Outside: sirens wail.
He walks to the window and looks out, looks down to the street to see two LAPD radio cars screeching to a stop in front of the hotel, doors swinging open, uniformed officers stepping from their vehicles.
He shoves the paper into his pocket. Then grabs the gun and stuffs it down the front of his pants, untucking his shirt to hide it, hoping no one notices the shape of the gun under its fabric. If he stays calm, calm and collected, he might be able to walk out of here. Walk out of here and get rid of this evidence. Then he can find out why this was done to him. He knows Evelyn was part of it, he’s sure of it, and the more he thinks about it the more certain he becomes, but he’s also sure she didn’t do this on her own. There were others involved. He needs to find out who, who and why, and he needs to find out how to fix it.
But now isn’t the time to be thinking about such things.
Now is the time to be getting the fuck out of here.
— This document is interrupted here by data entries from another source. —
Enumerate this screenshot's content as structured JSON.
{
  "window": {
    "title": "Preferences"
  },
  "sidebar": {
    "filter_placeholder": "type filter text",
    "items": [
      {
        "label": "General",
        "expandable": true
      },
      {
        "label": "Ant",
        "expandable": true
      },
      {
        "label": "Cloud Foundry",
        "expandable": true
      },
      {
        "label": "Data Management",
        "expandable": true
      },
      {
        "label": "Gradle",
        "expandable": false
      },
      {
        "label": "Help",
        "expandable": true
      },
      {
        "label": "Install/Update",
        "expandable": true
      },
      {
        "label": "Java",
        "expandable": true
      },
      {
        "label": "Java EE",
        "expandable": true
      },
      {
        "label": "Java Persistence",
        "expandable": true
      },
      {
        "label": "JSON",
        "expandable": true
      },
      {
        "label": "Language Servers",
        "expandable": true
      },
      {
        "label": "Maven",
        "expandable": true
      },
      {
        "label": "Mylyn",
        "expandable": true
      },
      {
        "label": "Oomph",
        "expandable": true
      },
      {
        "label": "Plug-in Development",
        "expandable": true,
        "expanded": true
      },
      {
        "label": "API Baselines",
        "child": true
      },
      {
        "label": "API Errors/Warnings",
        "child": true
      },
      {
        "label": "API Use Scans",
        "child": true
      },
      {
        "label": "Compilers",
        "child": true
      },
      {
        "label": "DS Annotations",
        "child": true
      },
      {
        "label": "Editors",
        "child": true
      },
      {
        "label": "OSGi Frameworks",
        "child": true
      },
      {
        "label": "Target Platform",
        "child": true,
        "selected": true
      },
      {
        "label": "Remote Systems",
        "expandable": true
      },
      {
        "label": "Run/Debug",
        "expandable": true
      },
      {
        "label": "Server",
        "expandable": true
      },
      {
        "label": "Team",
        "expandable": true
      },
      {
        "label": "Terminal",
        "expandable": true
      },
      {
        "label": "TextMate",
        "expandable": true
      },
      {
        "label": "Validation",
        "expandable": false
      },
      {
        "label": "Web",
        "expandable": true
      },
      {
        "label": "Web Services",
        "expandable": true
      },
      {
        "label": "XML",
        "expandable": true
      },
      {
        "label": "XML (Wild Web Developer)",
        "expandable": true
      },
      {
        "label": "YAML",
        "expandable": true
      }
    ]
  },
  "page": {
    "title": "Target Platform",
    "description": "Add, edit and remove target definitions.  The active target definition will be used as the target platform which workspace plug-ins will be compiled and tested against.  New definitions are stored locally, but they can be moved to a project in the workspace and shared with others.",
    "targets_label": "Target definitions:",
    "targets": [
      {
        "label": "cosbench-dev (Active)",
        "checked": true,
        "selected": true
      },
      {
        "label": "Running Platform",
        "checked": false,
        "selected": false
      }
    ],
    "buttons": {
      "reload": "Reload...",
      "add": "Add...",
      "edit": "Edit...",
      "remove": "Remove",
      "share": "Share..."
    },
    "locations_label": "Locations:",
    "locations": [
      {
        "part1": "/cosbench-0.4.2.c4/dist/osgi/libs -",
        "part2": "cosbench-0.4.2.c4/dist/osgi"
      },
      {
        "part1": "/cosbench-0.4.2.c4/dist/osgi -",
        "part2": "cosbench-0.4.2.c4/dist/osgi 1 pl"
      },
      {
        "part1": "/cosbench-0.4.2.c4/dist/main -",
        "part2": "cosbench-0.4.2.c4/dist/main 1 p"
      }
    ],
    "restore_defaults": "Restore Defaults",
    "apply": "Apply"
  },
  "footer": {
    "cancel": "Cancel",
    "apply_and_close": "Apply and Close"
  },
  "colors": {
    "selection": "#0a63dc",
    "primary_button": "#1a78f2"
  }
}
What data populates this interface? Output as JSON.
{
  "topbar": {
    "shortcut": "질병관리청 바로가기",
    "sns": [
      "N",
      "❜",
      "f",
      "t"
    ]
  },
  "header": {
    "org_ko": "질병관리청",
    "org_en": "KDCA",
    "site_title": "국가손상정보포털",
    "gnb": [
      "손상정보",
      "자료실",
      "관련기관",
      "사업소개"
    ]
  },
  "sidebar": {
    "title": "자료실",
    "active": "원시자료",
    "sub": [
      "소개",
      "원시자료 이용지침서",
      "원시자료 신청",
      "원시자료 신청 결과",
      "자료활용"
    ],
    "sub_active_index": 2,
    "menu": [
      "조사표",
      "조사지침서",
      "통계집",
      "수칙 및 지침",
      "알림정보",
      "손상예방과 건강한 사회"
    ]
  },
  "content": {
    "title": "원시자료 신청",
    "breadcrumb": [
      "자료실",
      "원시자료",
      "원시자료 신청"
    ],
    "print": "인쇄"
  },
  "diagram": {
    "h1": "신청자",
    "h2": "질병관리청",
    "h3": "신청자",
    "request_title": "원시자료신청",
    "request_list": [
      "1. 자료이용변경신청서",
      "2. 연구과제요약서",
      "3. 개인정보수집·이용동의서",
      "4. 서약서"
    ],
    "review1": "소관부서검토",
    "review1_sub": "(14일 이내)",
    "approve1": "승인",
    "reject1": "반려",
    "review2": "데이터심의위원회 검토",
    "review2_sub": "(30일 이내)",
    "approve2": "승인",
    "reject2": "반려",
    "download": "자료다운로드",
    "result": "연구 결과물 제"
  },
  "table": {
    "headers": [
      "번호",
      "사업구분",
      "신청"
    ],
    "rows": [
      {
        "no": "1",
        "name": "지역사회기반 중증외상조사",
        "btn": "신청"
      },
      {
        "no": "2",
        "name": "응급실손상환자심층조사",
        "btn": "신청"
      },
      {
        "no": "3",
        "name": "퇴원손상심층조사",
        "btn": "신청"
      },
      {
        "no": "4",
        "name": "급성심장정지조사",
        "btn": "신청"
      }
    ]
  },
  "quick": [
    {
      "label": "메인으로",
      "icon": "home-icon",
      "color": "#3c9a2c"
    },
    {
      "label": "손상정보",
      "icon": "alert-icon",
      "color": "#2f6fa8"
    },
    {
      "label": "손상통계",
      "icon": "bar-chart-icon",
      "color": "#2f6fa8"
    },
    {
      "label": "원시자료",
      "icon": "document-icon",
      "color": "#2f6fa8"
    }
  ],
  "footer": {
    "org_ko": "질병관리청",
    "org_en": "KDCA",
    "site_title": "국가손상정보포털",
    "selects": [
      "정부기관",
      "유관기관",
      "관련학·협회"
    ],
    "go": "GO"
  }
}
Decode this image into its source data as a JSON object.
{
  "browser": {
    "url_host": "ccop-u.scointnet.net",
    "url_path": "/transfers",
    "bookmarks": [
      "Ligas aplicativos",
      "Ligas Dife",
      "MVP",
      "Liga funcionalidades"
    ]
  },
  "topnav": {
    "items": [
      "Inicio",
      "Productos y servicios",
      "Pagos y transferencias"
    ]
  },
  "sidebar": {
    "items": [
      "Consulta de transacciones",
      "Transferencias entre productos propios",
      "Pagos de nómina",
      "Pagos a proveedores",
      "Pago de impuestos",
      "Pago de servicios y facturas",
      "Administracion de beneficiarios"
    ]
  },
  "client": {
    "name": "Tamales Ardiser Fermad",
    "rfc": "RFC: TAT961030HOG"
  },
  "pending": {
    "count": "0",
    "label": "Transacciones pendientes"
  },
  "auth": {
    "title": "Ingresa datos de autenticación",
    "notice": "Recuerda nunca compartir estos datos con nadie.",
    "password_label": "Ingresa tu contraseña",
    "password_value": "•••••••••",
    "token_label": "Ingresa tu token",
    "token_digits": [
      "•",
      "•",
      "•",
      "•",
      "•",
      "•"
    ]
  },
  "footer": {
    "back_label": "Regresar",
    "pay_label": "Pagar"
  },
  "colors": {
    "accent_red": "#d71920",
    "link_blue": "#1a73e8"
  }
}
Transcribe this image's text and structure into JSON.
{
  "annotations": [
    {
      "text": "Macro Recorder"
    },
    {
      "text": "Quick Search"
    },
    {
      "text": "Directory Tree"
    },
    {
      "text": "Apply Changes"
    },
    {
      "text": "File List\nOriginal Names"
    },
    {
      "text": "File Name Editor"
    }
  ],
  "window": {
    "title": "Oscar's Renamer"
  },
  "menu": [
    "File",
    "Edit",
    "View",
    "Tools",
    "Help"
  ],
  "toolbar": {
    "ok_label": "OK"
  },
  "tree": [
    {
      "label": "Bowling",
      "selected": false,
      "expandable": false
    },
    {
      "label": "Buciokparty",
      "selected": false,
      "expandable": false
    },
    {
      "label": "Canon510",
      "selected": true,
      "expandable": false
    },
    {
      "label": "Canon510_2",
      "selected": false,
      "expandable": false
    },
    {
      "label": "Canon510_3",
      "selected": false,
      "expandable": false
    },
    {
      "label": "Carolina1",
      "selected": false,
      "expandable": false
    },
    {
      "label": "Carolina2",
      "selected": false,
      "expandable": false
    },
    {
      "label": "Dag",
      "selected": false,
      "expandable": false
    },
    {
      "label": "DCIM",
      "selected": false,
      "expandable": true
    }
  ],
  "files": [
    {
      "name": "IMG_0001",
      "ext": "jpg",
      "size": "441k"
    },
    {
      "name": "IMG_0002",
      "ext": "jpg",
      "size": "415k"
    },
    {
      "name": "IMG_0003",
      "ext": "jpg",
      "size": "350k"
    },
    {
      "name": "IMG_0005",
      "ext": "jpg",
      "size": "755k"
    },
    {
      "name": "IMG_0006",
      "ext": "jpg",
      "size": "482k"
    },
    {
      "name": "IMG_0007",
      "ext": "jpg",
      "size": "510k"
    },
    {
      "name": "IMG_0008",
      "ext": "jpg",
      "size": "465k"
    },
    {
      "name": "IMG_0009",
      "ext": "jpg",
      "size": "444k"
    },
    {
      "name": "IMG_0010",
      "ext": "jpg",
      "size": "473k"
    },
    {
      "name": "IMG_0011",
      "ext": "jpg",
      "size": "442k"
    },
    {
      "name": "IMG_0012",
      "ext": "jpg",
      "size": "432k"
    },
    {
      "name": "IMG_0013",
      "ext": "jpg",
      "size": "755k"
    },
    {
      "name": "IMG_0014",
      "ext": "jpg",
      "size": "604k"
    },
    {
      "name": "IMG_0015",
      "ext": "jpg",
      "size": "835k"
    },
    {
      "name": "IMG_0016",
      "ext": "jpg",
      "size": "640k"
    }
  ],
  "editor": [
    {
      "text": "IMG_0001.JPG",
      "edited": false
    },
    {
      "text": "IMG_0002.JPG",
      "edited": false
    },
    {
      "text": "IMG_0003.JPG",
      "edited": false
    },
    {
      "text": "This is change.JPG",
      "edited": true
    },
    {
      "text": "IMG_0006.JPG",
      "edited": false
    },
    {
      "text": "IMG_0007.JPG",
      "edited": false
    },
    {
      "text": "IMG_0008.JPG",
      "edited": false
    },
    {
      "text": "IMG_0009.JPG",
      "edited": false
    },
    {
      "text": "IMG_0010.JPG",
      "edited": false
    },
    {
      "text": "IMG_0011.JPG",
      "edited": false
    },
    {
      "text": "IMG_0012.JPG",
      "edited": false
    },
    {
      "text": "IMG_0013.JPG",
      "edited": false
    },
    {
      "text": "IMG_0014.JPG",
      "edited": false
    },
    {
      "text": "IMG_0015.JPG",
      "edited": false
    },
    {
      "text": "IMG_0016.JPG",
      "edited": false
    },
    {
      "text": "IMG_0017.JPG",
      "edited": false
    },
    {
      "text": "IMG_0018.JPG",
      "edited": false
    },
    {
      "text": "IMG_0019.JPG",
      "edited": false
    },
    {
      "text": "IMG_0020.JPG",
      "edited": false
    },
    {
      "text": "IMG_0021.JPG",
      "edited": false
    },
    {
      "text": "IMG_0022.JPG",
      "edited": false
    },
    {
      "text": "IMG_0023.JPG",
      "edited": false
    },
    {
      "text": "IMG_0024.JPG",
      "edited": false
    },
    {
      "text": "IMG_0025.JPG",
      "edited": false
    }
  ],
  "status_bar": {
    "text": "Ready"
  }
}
He steps into the corridor, his foot sinking into the bloody puddle. He looks left. The cops will be coming up in the elevator. He needs to find the stairs. He turns right and walks, hoping he isn’t actively working to pin himself in. He feels sweaty and nervous and though he’s innocent he’s certain guilt is written across his face.
Innocent or not, he feels guilty.
At the end of the corridor he finds a white door. He thumbs a paddle and pulls, revealing a stairwell. He steps into it and starts down, gravity making it easy. And the worry pressing upon him.
The stairwell has a damp, dusty smell to it, like the smell of impending rain.
He trudges down, wondering what he’s going to find when he reaches the bottom and pushes through the last door, but he doesn’t have to wonder long, because soon enough he’s pushing through it.
He’s at the end of a corridor very much like the one on the sixth floor. At the other end, the hotel lobby. It looks calm. The uniformed police are probably upstairs now, about to discover the bodies he just left behind. He might be able to get out of here with no trouble, get out of here and get to his milk truck and drive away. He can worry about what happens after that once he gets there, because if he doesn’t get there, there won’t be any after that to worry about.
He walks down the corridor, hoping there are no cops at the front.
Nervousness and fear begin to take him over. He was not made for this sort of thing. There are born soldiers, and their home is the battlefield. There are born spies, and their home is Moscow. He’s a born dreamer, and his home is nowhere in this world. He doesn’t know how to tolerate this sort of stress, and though he tries very hard to maintain a placid expression he can feel small muscle twitches on his face and throughout his body. He imagines he must look like a man being electrocuted while simultaneously trying to walk.
He steps into the lobby, barely maintaining control, and looks left to the front door. He can see sunshine. A bellhop standing just inside the door, hand on a rolling cart. A doorman outside. But no cops.
He heads toward sunlight telling himself to just act normal despite the fact he feels jerky and stupid and unnatural. Just stay calm and wear a blank expression. Blank faces are forgettable as unmarked paper.